The technological revolution is the primary force reshaping our world today with software and the internet forming the foundation of the modern economy. The fourth industrial revolution (4IR) has ushered in a new era of economic disruption with uncertain socio-economic consequences for Africa. The revolution is characterised by the fusion of the digital, biological, and physical worlds, as well as the growing utilisation of new technologies such as artificial intelligence, cloud computing, robotics, 3D printing and the Internet of Things.
Currently, most countries in Africa are not producing or importing advanced digital production (ADP) technologies.
The 2020 ‘Industrialising in the Digital Age’ report released by UNIDO speaks to the digital divide within which the revolution is taking place. In this study, just ten countries are frontrunners and account for 90% of all global patents and 70% of all exports, directly associated with the advanced digital production (ADP) technologies driving the 4IR. None of the frontrunners are African countries.
Currently, most countries in Africa are not producing or importing advanced digital production (ADP) technologies. According to UNIDO, even among countries with some activity in ADP technologies, a large number are importing the capital goods associated with these technologies, with very little or no domestic innovation.
These new technologies will be at the heart of enhancing industrial competitiveness and expanding manufacturing production.
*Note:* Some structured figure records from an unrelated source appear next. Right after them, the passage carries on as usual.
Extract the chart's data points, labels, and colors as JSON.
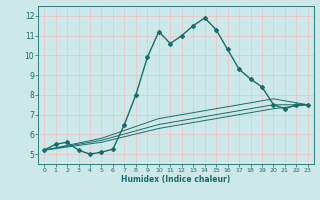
{
  "title": "",
  "xlabel": "Humidex (Indice chaleur)",
  "bg_color": "#cce8e8",
  "line_color": "#1a6b6b",
  "grid_color": "#f0c0c0",
  "xlim": [
    -0.5,
    23.5
  ],
  "ylim": [
    4.5,
    12.5
  ],
  "xticks": [
    0,
    1,
    2,
    3,
    4,
    5,
    6,
    7,
    8,
    9,
    10,
    11,
    12,
    13,
    14,
    15,
    16,
    17,
    18,
    19,
    20,
    21,
    22,
    23
  ],
  "yticks": [
    5,
    6,
    7,
    8,
    9,
    10,
    11,
    12
  ],
  "lines": [
    {
      "x": [
        0,
        1,
        2,
        3,
        4,
        5,
        6,
        7,
        8,
        9,
        10,
        11,
        12,
        13,
        14,
        15,
        16,
        17,
        18,
        19,
        20,
        21,
        22,
        23
      ],
      "y": [
        5.2,
        5.5,
        5.6,
        5.2,
        5.0,
        5.1,
        5.25,
        6.5,
        8.0,
        9.9,
        11.2,
        10.6,
        11.0,
        11.5,
        11.9,
        11.3,
        10.3,
        9.3,
        8.8,
        8.4,
        7.5,
        7.3,
        7.5,
        7.5
      ],
      "marker": "D",
      "markersize": 2.0,
      "linewidth": 1.0
    },
    {
      "x": [
        0,
        5,
        10,
        14,
        20,
        23
      ],
      "y": [
        5.2,
        5.8,
        6.8,
        7.2,
        7.8,
        7.5
      ],
      "marker": null,
      "markersize": 0,
      "linewidth": 0.7
    },
    {
      "x": [
        0,
        5,
        10,
        14,
        20,
        23
      ],
      "y": [
        5.2,
        5.7,
        6.5,
        6.9,
        7.5,
        7.5
      ],
      "marker": null,
      "markersize": 0,
      "linewidth": 0.7
    },
    {
      "x": [
        0,
        5,
        10,
        14,
        20,
        23
      ],
      "y": [
        5.2,
        5.6,
        6.3,
        6.7,
        7.3,
        7.5
      ],
      "marker": null,
      "markersize": 0,
      "linewidth": 0.7
    }
  ]
}
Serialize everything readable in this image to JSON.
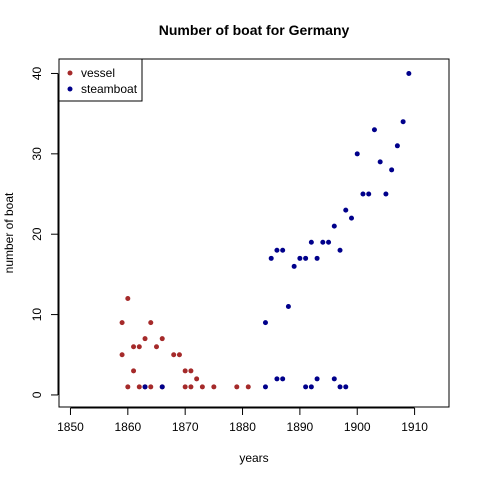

Technology will also transform key sectors like agriculture, finance, and health through Fintech, AgTech and Healthtech. This provides an opportunity for developing and exporting tradable services by African countries and in turn expanding opportunities for job and wealth creation.
How to capitalise on the technological revolution
First is the development of a strategy for Africa and African countries to embrace the 4IR technologies. Germany, for example, developed “Industrie 4.0” (Industry 4.0) – a national strategic government initiative to drive digital manufacturing forward by increasing digitisation and the interconnection of products, value chains and business models.
The second is the need to develop the right policies to increase productivity gains from the use of digital technologies. Identifying the right mix of policies will enable countries to maximise the benefits of an increasingly digitalised global economy and adequately address the resulting challenges.
Data is at the heart of the technological revolution and the lifeblood of the economy.
The third is the need to upgrade our human capital. Amid the many opportunities associated with the use of digital technologies, the impact on labour remains a major concern. The deployment of digital technologies and robotics in the manufacturing sector will change many jobs while simultaneously creating new jobs such as production and supply of parts for the new machines, among others.
We, therefore, need policies that encourage industries to invest in their workers to meet the new 4IR industrial skills demand. For instance, The Tony Blair Institute for Global Change is currently working on an Automation Monitor to be released by the end of 2022. This will support African governments navigate the challenge of driving job-rich economic transformation in the context of disruptive global technological change.
There is a need to turn around this narrative of being left behind as a continent and take our place at the table.
Fourth is ensuring that governments harness the technological revolution by building and strengthening their national digital infrastructure through public and private financing.
National digital infrastructure is as critical as roads, water, and energy infrastructure in the 21st century as it drives up government efficiency and provides a platform for innovation, growth and jobs. Central to this architecture is the cloud, which shifts complex and disconnected systems into a common and unified platform, potentially saving governments billions of dollars. The cloud is the fastest, most efficient and sustainable way to run government today.
Data is at the heart of the technological revolution and the lifeblood of the economy. The management of digital security risks with systems and policies to manage, analyse and protect data will be necessary to foster trust and confidence in the digital environment.
As Victor Hugo famously said: “No force on earth can stop an idea whose time has come.” There is a need to turn around this narrative of being left behind as a continent and take our place at the table. Africa needs to mobilise financing and technical support for the adoption and production of these technological breakthroughs and invest in digital infrastructure delivery of public goods like health, education, and justice. Without this deliberate lobbying and international support, Africa runs the risk of remaining a laggard and failing to achieve sustainable development and inclusive growth.